Sarcoidosis subjects recognize numerous mycobacterial epitopes. Enzyme-linked immunospot assay (ELISPOT) analysis for 17 early secreted antigenic target protein (ESAT-6), two catalase-peroxidase (katG) and four superoxide dismutase A (sodA) peptides was performed on all 66 study participants. Among the sarcoidosis subjects who recognized mycobacterial proteins, not only was there recognition of multiple mycobacterial proteins, but they frequently recognized more than one epitope within a given protein.
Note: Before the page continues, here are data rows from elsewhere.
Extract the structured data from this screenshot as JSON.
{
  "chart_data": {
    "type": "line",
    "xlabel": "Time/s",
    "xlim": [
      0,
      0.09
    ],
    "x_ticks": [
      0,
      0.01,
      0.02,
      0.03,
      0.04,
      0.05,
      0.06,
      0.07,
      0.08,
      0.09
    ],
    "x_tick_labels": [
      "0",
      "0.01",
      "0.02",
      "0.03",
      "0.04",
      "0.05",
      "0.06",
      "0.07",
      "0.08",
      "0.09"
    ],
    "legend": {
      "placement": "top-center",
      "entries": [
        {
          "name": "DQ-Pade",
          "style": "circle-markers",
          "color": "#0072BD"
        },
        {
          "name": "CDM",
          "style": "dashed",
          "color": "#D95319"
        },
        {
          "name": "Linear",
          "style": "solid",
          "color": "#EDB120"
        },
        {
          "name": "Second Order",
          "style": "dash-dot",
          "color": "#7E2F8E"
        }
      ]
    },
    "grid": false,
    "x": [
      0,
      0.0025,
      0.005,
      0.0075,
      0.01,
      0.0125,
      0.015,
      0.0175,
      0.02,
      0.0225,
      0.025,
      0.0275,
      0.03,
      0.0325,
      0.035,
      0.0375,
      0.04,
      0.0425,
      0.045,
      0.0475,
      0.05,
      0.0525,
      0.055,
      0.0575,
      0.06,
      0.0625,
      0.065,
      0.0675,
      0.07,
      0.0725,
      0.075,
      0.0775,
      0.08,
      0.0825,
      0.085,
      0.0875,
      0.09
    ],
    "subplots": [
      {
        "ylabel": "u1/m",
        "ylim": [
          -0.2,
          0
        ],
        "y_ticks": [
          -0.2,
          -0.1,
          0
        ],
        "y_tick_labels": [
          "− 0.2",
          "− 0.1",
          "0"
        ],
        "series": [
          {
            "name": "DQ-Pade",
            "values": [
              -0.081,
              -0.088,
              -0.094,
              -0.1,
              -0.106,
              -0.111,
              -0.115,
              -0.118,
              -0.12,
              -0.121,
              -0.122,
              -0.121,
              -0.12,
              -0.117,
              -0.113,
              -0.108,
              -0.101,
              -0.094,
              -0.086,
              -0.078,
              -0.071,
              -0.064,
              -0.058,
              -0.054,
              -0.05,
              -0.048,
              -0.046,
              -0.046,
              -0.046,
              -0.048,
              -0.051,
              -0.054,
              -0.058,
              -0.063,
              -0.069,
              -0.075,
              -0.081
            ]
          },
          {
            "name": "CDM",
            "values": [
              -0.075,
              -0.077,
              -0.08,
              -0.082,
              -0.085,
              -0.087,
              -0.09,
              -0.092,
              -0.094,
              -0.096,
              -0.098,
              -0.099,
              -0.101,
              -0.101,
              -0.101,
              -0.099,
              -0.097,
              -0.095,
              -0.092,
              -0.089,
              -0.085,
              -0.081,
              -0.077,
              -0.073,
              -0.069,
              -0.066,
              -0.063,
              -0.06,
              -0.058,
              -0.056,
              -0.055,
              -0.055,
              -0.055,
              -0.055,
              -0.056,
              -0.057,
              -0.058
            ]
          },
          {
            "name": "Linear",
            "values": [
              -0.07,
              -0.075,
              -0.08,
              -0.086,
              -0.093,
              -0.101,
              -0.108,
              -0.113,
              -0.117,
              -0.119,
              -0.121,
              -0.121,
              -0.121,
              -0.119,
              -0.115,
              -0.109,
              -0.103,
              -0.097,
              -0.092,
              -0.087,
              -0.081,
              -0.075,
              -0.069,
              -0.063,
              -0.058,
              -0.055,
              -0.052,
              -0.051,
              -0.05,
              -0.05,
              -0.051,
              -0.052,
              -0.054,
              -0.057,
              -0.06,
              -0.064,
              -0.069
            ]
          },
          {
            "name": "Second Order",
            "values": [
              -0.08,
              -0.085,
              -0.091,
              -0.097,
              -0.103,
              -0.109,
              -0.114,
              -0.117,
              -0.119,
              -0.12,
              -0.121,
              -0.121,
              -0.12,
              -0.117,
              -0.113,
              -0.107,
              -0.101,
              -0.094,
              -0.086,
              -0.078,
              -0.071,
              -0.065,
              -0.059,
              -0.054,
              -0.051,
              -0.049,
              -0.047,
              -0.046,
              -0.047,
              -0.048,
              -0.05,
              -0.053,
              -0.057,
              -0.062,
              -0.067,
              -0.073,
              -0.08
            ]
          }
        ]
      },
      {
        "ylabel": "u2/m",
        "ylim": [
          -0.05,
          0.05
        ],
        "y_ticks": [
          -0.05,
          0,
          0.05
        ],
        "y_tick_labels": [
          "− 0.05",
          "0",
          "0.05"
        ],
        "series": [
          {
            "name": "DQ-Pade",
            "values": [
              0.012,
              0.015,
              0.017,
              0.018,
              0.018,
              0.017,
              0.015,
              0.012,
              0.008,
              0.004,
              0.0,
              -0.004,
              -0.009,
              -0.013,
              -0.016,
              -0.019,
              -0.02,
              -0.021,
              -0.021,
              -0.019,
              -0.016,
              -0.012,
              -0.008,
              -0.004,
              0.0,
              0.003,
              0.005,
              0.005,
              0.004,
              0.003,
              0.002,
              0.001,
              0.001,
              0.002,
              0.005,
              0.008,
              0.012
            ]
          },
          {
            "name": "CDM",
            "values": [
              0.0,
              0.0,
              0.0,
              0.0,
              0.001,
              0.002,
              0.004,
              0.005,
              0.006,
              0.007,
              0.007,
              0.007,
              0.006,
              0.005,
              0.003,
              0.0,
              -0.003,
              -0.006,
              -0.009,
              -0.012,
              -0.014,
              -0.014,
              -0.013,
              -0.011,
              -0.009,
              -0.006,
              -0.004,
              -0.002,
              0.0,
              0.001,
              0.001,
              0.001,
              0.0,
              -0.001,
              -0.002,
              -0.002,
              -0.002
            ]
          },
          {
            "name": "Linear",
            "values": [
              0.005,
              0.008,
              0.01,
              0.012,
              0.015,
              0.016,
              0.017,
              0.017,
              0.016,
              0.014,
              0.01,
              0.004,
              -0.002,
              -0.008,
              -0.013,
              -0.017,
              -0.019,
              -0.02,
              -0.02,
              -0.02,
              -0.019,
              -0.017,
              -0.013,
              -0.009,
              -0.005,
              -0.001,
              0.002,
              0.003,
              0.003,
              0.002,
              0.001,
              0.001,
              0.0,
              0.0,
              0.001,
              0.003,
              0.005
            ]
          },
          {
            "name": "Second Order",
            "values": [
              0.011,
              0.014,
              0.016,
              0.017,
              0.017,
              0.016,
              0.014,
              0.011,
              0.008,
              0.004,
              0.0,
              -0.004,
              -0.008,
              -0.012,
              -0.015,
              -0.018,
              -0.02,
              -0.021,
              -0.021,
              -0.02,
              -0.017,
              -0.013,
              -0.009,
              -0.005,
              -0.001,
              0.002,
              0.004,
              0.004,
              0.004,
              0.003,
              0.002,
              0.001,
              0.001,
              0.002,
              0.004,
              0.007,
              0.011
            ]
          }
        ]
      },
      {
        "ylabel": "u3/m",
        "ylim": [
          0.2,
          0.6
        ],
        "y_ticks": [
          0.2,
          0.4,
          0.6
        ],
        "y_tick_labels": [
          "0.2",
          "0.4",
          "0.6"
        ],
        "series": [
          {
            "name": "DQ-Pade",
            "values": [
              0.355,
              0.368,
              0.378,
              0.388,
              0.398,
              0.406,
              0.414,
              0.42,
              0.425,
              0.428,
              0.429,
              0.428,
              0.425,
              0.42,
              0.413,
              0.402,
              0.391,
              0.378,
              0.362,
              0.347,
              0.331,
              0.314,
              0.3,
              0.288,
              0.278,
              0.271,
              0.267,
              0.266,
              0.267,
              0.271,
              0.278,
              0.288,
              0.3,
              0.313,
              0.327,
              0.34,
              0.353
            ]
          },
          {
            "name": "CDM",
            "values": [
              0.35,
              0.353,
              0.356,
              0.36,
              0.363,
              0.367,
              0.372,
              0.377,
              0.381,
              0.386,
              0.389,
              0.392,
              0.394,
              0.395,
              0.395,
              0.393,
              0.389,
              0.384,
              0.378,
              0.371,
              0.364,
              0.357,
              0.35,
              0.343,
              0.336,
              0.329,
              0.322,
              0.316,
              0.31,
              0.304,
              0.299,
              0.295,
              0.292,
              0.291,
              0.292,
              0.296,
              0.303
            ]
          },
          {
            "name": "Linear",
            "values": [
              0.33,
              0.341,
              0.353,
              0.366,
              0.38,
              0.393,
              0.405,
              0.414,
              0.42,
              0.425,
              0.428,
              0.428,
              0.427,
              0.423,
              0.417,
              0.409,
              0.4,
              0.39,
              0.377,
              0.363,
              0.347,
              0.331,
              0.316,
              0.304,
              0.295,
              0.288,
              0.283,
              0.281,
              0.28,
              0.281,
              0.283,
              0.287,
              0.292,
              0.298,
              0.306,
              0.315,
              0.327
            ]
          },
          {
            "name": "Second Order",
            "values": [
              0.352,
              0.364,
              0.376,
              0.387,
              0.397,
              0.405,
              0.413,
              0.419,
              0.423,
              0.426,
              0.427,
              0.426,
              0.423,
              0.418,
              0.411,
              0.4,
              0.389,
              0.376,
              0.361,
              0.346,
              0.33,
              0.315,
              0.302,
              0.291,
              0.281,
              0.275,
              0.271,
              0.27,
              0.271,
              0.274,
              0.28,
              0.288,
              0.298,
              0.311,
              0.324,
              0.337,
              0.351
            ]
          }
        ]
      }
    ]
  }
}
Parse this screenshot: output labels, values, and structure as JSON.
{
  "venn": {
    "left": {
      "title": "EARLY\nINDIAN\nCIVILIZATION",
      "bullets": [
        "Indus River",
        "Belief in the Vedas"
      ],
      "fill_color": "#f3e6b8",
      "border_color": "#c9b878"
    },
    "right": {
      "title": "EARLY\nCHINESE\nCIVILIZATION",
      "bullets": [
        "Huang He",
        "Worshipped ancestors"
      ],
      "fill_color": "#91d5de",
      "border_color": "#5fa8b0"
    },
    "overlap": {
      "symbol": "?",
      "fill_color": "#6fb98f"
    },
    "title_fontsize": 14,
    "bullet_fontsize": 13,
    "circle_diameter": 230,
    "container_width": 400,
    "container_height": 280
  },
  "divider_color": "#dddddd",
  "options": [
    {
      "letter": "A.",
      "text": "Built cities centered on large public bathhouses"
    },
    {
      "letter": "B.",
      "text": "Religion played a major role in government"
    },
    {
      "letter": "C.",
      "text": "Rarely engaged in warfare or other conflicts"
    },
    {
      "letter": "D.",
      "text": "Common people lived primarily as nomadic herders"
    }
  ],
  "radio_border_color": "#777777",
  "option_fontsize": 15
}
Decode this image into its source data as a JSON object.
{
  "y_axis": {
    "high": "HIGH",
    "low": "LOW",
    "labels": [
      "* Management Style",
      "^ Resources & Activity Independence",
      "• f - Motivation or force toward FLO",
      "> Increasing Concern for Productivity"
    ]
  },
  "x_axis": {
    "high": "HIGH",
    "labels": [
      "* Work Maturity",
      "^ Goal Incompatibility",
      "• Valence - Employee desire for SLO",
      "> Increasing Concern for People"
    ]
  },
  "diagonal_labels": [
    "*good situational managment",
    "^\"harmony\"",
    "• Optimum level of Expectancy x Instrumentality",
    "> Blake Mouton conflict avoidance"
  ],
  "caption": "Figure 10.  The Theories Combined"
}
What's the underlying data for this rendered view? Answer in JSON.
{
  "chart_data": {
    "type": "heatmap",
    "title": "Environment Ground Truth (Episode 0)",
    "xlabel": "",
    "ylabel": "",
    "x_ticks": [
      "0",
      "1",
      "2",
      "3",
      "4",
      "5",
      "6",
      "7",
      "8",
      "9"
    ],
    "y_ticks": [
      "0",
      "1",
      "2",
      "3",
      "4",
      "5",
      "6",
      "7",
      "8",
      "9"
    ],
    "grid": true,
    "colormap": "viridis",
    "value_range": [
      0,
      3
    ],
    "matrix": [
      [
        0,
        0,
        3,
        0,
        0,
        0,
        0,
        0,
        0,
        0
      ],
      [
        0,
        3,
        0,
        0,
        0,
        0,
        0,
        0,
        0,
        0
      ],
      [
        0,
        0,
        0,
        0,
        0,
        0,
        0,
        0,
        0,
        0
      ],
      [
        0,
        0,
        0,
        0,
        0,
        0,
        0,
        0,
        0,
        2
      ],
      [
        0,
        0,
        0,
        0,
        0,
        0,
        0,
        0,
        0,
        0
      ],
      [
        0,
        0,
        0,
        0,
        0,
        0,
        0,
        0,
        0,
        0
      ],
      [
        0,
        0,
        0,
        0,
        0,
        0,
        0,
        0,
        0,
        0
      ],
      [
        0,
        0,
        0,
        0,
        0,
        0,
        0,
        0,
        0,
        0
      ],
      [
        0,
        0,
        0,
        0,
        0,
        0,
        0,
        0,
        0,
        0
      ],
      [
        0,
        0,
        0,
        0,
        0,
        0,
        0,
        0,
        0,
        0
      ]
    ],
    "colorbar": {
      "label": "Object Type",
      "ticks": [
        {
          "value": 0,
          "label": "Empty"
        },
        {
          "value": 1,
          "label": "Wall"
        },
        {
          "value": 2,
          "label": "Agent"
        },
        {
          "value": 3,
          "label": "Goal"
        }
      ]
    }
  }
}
Among some of the peptides recognized there were amino acid overlap, but recognition of peptides which were distinct from each other was also observed with similar T cell frequencies.

Fig. 4

Flow cytometry of sarcoidosis bronchoalveolar fluid reveals T helper 1 (Th1) immune responses to early secreted antigenic target protein (ESAT-6) and catalase-peroxidase (katG) peptides. Intracellular cytokines staining for interleukin (IL)-2 and interferon (IFN)-γ was performed on bronchoalveolar lavage (BAL) fluid obtained from sarcoidosis 30, after stimulation with mycobacterial peptides from ESAT-6 and katG. Consistent with prior reports of sarcoidosis immunology, CD4⁺ T cells are increased in the sarcoidosis immune response. Both mycobacterial peptides were recognized by sarcoidosis CD4⁺ T cells, producing IL-2 and IFN-γ. In this subject (sarcoidosis 30), immune recognition was detected in the BAL fluid, a site of active sarcoidosis involvement but none in peripheral blood mononuclear cells.